February 25, 2011

Niaux Cave in the Ariege Region of France

People familiar with the ancient paleolithic heritage of Europe are familiar with the Ice Age cave paintings of the famous Altamira Cave in Spain, or Lascaux and Chauvet in France. What is less well known is that there are some 350 caves in France and Spain alone that contain cave art. One of the best preserved and yet less well known sites is Niaux Cave.

Looking up at the Pyrenees foothills from Niaux Cave

Looking down on Tarascon from the Pyrenees foothills

Niaux Cave is located in the beautiful Ariege region of France, at the base of the Pyrenees. There is much to see in the area beyond the cave and the best home base to do so is the small town of Tarascon-sur-Ariège. It contains great restaurants, beautiful surroundings, and numerous activities.

Notice the spears in the sides of these bison

A European Lion carving on bone

The Niaux Cave Paintings date back to the period between 10,500-11,500 BC near the end of the Ice Age. It contains paintings of prehistoric animal species such as bison, ibex, horses, auroch...all of which are extinct in the region, plus red deer and other species. Many of them show signs of being hunted, such as spears in their sides. It is not clear why people ventured in so deeply into caves to make these paintings. Perhaps they were ritualistic ceremonies made by shamans to bring big game to the valleys. Perhaps they were teaching tools in the cold winter months for adults to train young hunters. Whatever the reasons, the quality of the art and the state of preservation after so many thousands of years is outstanding.
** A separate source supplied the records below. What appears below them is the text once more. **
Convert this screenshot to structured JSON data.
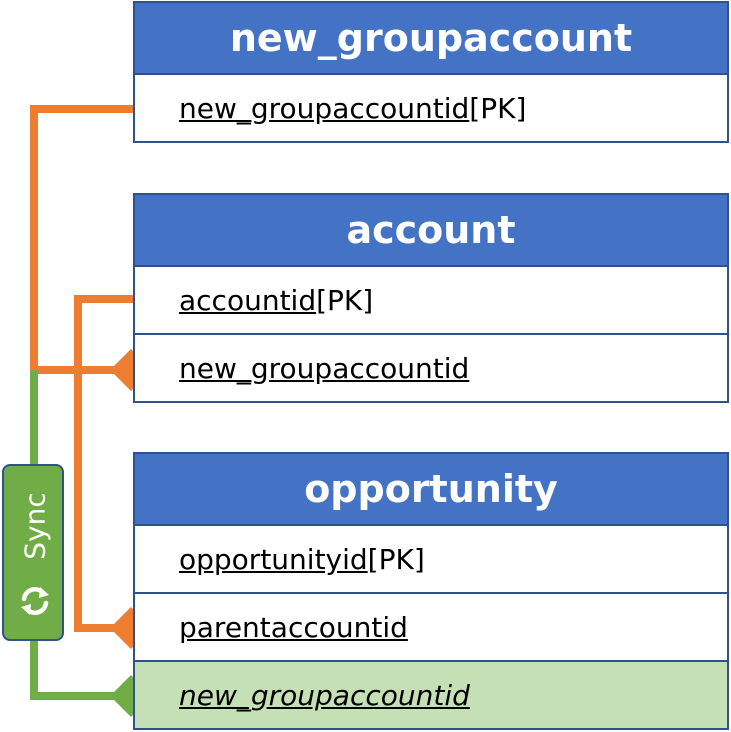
{
  "colors": {
    "header": "#4472c4",
    "border": "#2f528f",
    "orange_link": "#ed7d31",
    "green_link": "#70ad47",
    "highlight_row": "#c5e0b4"
  },
  "entities": [
    {
      "title": "new_groupaccount",
      "fields": [
        {
          "name": "new_groupaccountid",
          "suffix": " [PK]"
        }
      ]
    },
    {
      "title": "account",
      "fields": [
        {
          "name": "accountid",
          "suffix": " [PK]"
        },
        {
          "name": "new_groupaccountid",
          "suffix": ""
        }
      ]
    },
    {
      "title": "opportunity",
      "fields": [
        {
          "name": "opportunityid",
          "suffix": " [PK]"
        },
        {
          "name": "parentaccountid",
          "suffix": ""
        },
        {
          "name": "new_groupaccountid",
          "suffix": "",
          "italic": true,
          "highlight": true
        }
      ]
    }
  ],
  "sync": {
    "label": "Sync",
    "icon": "sync-icon"
  }
}
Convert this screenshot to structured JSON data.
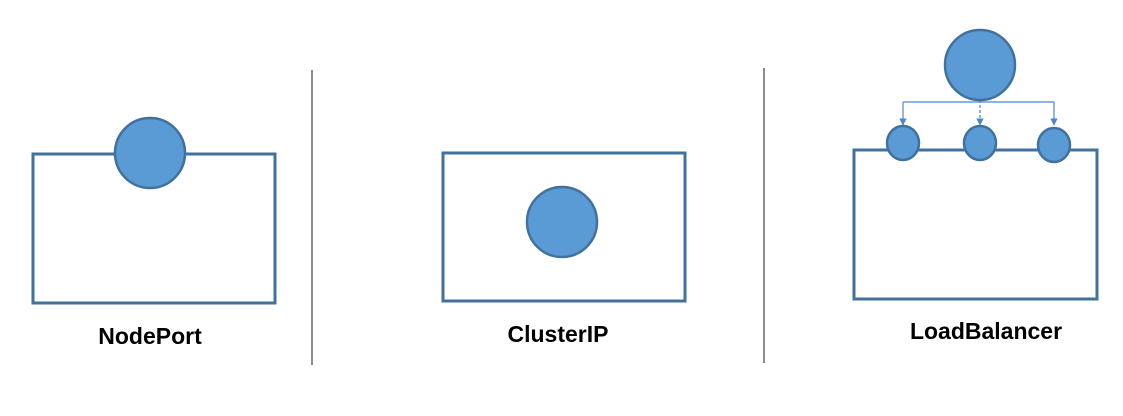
{
  "colors": {
    "box_stroke": "#41719C",
    "node_fill": "#5B9BD5",
    "node_stroke": "#41719C",
    "divider": "#404040",
    "arrow": "#4F86C6",
    "background": "#FFFFFF"
  },
  "panels": {
    "nodeport": {
      "label": "NodePort"
    },
    "clusterip": {
      "label": "ClusterIP"
    },
    "loadbalancer": {
      "label": "LoadBalancer"
    }
  }
}
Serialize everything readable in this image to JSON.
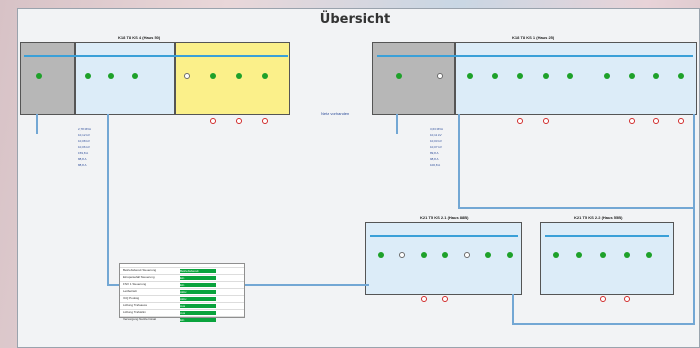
{
  "title": "Übersicht",
  "note": "Netz vorhanden",
  "sections": [
    {
      "id": "s1",
      "label": "K18 T8 KS 4 (Haus 50)"
    },
    {
      "id": "s2",
      "label": "K18 T8 KS 1 (Haus 25)"
    },
    {
      "id": "s3",
      "label": "K21 T5 KS 2.1 (Haus 88B)"
    },
    {
      "id": "s4",
      "label": "K21 T5 KS 2.2 (Haus 55B)"
    }
  ],
  "left_measurements": [
    "2,78 MVA",
    "10,12 kV",
    "10,08 kV",
    "10,06 kV",
    "159,8 A",
    "88,8 A",
    "88,8 A"
  ],
  "right_measurements": [
    "3,63 MVA",
    "10,11 kV",
    "10,03 kV",
    "10,07 kV",
    "89,8 A",
    "98,8 A",
    "100,8 A"
  ],
  "status_table": [
    {
      "label": "Betriebsbereit Steuerung",
      "value": "Betriebsbereit"
    },
    {
      "label": "Einspeisefall Steuerung",
      "value": "Ein"
    },
    {
      "label": "FNV 1 Steuerung",
      "value": "Ein"
    },
    {
      "label": "Leitbetrieb",
      "value": "Aktiv"
    },
    {
      "label": "ICQ Poolstg",
      "value": "Aktiv"
    },
    {
      "label": "Lüftung Trafoauss",
      "value": "Aus"
    },
    {
      "label": "Lüftung Trafoklim",
      "value": "Aus"
    },
    {
      "label": "Versorgung Netzterminal",
      "value": "Ein"
    }
  ]
}
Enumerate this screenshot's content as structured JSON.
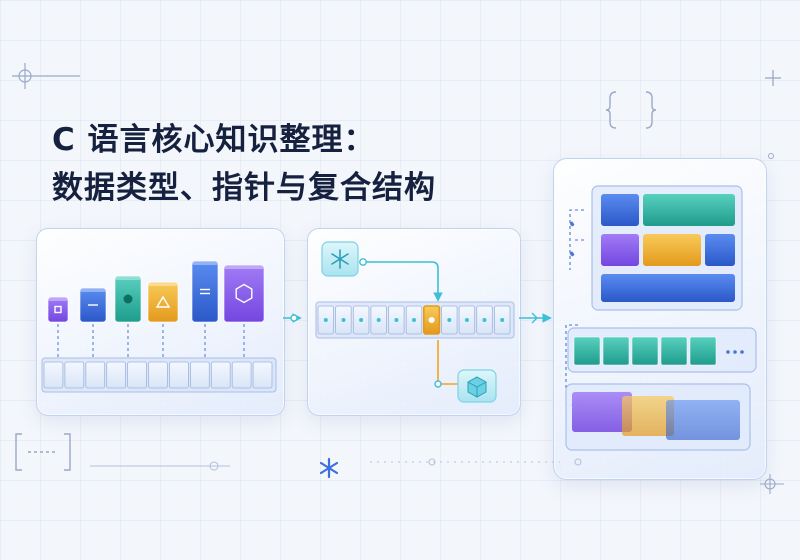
{
  "header": {
    "title_line1": "C 语言核心知识整理：",
    "title_line2": "数据类型、指针与复合结构"
  },
  "diagram": {
    "type_blocks": [
      {
        "symbol": "square",
        "color": "#8a5cf0"
      },
      {
        "symbol": "minus",
        "color": "#3b6fe0"
      },
      {
        "symbol": "circle",
        "color": "#2fb5a5"
      },
      {
        "symbol": "triangle",
        "color": "#f3b236"
      },
      {
        "symbol": "equals",
        "color": "#3b6fe0"
      },
      {
        "symbol": "hexagon",
        "color": "#9a6ee8"
      }
    ],
    "memory_cells": 11,
    "pointer_cells": 11,
    "highlighted_cell": 6,
    "pointer_node_icon": "asterisk-icon",
    "target_node_icon": "cube-icon",
    "struct_rows": 3,
    "array_cells": 5,
    "colors": {
      "purple": "#8a5cf0",
      "blue": "#3b6fe0",
      "teal": "#2fb5a5",
      "orange": "#f3b236",
      "cyan": "#3cc0d6"
    }
  }
}
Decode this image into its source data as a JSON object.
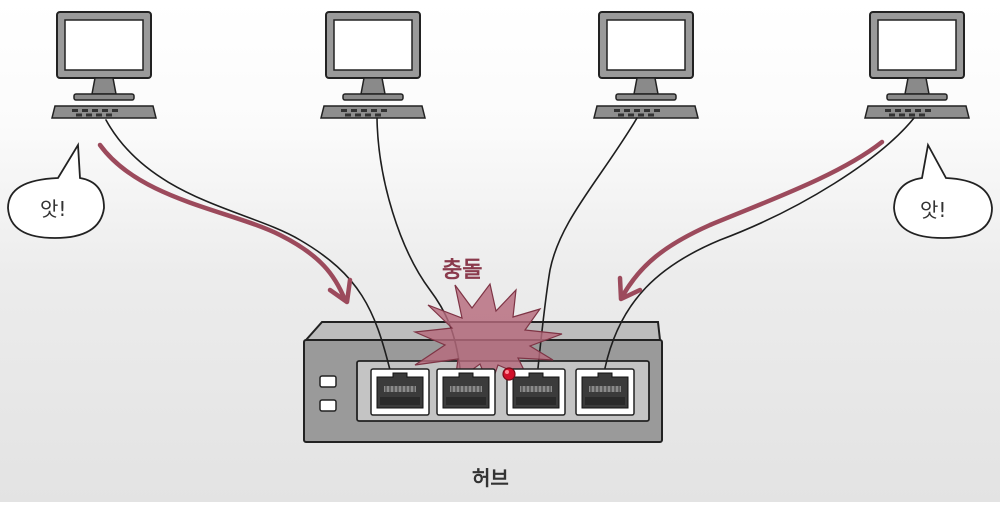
{
  "diagram": {
    "computers": [
      {
        "id": "pc-1"
      },
      {
        "id": "pc-2"
      },
      {
        "id": "pc-3"
      },
      {
        "id": "pc-4"
      }
    ],
    "speech_bubbles": {
      "left": "앗!",
      "right": "앗!"
    },
    "collision_label": "충돌",
    "hub_label": "허브",
    "hub_port_count": 4,
    "colors": {
      "signal_arrow": "#9c4a5c",
      "collision_burst": "#b66a7c",
      "led": "#d0102a",
      "hub_body": "#9a9a9a",
      "hub_panel": "#c4c4c4"
    },
    "icons": {
      "computer": "computer-monitor-icon",
      "keyboard": "keyboard-icon",
      "port": "ethernet-port-icon",
      "burst": "collision-burst-icon"
    }
  }
}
There are tours into the cave, with several French language tours per day and one English tour. But, the tours are small and often fill up fast (or needing reservations), so they have built a museum called the Prehistoric Art Park which contains an exact replica of the cave and its paintings, as well as, containing many prehistoric artifacts that were discovered in and around the cave. This museum provides visitors a great opportunity to get a feel for the cave without going in it, as well as, an introduction to the scene if you are doing the tour. We went in early April (the off season), so there was no issue getting a tour.

A museum interpreter demonstrating making fire for a school group

Since photographs are not allowed in the cave itself, the photographs you see here are from the museum. But, it really did look that way inside. The Prehistoric Art Park also contains some outdoor exhibits where interpreters demonstrate the making of stone, wood, and bone tools and how they made fire using fungi, moss, and grass.

Beyond the cave and museum, Tarascon is also a great jumping off place for exploring the nearby Pyrenees Mountains including the tiny nation of Andorra.